Dass Sacks' erster medizinischer Beitrag in Zuarbeiten zu einem Gynäkologie-Handbuch der Mutter bestand, scheint ihn dem weiblichen Geschlecht nicht unbedingt näher gebracht zu haben. Als er sich mit achtzehn Jahren zum Eingeständnis seiner homosexuellen Neigungen durchringt, bricht seine Mutter in "alttestamentarische Flüche" aus. Die darauf folgende Absetzbewegung nach Los Angeles, wo er in den frühen Sechzigerjahren seine Arztausbildung absolviert, führte nach Sacks' eigenen Worten zu seiner "autistischen sexuellen Befreiung", die neben riskanten Motorradtouren quer durch Kalifornien und komplizierten Affären mit meist (vorgeblich) heterosexuellen Männer vor allem die Form von Drogenexzessen mit Speed und LSD annahm. Der Ausstieg aus dieser zunehmend selbstzerstörerischen Spirale gelingt erst, als sich der junge Mediziner 1966 in Behandlung bei dem Psychoanalytiker Leonhard Shengold begibt, den er ein halbes Jahrhundert lang bis an sein Lebensende zweimal wöchentlich besuchen wird und der nicht umsonst später ein Buch mit dem Titel "If You Can't Trust Your Mother, Whom Can You Trust?" verfassen sollte.

Nachdem Weschler über vier Jahre hinweg all diese erstaunlichen und teils verstörenden Details recherchiert hat, vollzieht sich jedoch der erste entscheidende Einschnitt.
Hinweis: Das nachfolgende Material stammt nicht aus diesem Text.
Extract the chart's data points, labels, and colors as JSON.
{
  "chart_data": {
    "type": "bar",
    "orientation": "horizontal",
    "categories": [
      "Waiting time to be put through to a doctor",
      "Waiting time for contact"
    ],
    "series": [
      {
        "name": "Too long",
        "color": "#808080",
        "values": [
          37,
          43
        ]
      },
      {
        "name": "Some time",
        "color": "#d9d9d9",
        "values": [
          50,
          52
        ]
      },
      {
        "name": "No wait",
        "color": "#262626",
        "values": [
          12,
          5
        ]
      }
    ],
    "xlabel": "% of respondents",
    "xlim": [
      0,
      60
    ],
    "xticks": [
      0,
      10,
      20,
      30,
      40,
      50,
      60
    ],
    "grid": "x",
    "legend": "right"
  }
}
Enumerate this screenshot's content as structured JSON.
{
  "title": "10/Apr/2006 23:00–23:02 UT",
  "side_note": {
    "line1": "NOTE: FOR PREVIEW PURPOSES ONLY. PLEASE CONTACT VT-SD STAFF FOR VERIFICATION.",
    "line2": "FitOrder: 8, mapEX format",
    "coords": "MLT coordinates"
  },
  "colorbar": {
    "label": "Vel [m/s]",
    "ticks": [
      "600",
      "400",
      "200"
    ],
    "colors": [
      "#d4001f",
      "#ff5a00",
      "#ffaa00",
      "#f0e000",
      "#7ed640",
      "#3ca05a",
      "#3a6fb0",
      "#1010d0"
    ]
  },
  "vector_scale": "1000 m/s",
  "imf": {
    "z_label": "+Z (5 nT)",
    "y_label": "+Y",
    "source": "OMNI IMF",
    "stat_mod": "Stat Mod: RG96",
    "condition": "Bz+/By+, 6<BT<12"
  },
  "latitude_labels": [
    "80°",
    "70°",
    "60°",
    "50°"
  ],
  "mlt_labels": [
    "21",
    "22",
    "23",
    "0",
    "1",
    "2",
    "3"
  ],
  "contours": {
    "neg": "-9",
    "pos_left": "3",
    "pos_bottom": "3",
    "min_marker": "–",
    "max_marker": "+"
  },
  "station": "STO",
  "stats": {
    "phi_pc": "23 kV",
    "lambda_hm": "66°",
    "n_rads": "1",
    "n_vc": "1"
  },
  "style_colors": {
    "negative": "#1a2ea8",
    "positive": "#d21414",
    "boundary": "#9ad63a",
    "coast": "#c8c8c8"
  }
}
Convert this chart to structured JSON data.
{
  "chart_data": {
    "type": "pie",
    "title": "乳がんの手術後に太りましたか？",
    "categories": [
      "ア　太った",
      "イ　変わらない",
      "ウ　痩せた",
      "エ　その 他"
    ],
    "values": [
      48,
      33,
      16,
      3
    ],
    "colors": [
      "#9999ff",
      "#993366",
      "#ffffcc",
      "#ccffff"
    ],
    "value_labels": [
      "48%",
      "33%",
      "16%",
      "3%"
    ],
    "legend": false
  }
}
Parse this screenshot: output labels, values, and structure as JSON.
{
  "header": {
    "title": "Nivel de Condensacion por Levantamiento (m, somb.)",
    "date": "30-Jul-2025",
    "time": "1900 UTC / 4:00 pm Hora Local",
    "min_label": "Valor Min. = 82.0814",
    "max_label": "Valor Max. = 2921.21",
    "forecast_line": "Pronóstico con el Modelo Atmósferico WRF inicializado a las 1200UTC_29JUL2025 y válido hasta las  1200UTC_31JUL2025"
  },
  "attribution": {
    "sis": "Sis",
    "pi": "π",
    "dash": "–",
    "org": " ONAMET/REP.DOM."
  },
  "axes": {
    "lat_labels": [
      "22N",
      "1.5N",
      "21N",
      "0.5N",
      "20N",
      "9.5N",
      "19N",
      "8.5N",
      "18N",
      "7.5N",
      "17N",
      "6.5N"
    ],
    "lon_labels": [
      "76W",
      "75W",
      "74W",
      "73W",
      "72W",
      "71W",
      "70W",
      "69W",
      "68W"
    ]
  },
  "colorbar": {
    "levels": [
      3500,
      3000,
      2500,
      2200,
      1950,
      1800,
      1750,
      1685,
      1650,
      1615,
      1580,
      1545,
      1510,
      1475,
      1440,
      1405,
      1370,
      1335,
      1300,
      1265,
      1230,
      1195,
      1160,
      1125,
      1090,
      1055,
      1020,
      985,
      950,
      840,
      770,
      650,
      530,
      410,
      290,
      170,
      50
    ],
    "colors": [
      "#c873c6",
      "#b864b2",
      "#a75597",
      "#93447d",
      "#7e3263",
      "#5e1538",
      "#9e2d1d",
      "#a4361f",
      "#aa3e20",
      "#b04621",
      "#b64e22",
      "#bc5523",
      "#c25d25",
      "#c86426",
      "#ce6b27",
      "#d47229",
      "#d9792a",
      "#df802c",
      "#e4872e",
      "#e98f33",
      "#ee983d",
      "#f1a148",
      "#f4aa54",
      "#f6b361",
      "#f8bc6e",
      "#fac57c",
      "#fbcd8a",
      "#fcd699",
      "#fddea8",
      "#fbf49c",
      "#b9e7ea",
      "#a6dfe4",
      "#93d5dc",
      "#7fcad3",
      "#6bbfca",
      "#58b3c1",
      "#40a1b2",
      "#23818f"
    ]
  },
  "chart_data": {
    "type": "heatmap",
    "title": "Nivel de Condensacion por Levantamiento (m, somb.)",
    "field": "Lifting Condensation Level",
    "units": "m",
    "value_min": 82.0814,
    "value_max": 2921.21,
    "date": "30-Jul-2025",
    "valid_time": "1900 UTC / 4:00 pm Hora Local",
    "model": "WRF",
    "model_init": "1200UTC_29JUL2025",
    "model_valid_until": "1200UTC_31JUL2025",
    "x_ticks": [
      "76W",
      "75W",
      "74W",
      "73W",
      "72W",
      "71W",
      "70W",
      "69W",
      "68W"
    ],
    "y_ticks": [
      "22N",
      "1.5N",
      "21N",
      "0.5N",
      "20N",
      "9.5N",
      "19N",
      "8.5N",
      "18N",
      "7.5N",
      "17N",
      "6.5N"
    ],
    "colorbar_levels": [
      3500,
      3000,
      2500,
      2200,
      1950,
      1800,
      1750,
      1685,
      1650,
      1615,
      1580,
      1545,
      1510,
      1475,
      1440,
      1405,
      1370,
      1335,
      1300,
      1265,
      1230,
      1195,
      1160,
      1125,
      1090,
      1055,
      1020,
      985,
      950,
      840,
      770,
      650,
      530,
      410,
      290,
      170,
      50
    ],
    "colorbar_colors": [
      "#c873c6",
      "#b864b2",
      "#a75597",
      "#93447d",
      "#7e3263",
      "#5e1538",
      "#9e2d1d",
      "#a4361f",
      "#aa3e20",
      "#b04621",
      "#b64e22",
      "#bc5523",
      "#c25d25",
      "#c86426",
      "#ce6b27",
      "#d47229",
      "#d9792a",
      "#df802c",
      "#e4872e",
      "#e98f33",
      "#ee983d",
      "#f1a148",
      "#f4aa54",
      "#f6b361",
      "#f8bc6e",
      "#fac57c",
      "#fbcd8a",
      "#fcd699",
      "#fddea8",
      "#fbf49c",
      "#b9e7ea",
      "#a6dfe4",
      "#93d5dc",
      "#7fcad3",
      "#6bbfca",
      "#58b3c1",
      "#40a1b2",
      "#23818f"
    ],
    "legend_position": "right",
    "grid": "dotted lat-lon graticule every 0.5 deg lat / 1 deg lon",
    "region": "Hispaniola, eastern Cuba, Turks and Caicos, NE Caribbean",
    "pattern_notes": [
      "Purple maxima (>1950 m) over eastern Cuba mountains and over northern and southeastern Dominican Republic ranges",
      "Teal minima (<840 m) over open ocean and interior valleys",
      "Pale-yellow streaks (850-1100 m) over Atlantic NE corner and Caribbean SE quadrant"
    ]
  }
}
Sacks, der 1985 an der Schwelle zum Weltruhm steht und seit Beginn seiner Analyse konsequent auf Sex und Drogen verzichtet, erklärt nun seine Sexualität für komplett irrelevant - eine Auffassung, die sein zukünftiger Biograph nicht teilen kann. Gehören zur Rolle des unzeitgemäßen viktorianischen Genies, mit der sich der Neurologe immer wieder identifiziert, nicht unweigerlich auch die dunklen Seiten? Und wie ließe sich, noch dazu in einer postfreudianischen Zeit, die Sexualität gänzlich ausklammern, die seinem Biographen zufolge eine "Erklärung" dafür liefert, dass Sacks "ein so phantastischer Neurologe" geworden war?

Auf Verlangen von Sacks und mit seiner Beteuerung, dass er Weschler "als Freund viel mehr schätze denn als Biograph", wird das biographische Projekt zu seinen Lebzeiten eingestellt. Doch damit nicht genug, entschloss sich der Neurologe in den letzten Monaten seines Lebens doch noch, seine Autobiographie zu verfassen, die er zunächst "Mein eigenes Leben" nennen wollte und in der er freimütig über all das berichtete, worüber sein Biograph schweigen sollte (F.A.Z. vom 6. Juni 2015). Der wohl komischste und abgründigste Moment in Weschlers Buch ist, wenn Sacks ihm aus dem Manuskript vorliest und mit dem Geständnis herausrückt: "Du kommst in dem Buch nicht vor. Es war einfach nicht genug Platz." Die Reaktion des aus der Lebensgeschichte getilgten Biographen spricht Bände: "Kein Problem, versicherte ich ihm, das macht mir nichts aus (tat es auch nicht, obwohl später vielleicht doch, ein wenig, aber vielleicht auch nicht so sehr dann wieder, nicht sehr viel - ich weiß es nicht)." ANDREAS MAYER

Lawrence Weschler: "Oliver Sacks". Ein persönliches Porträt.

Aus dem Englischen von Hainer Kober. Rowohlt Verlag, Hamburg 2021. 480 S., geb., 25,- Euro.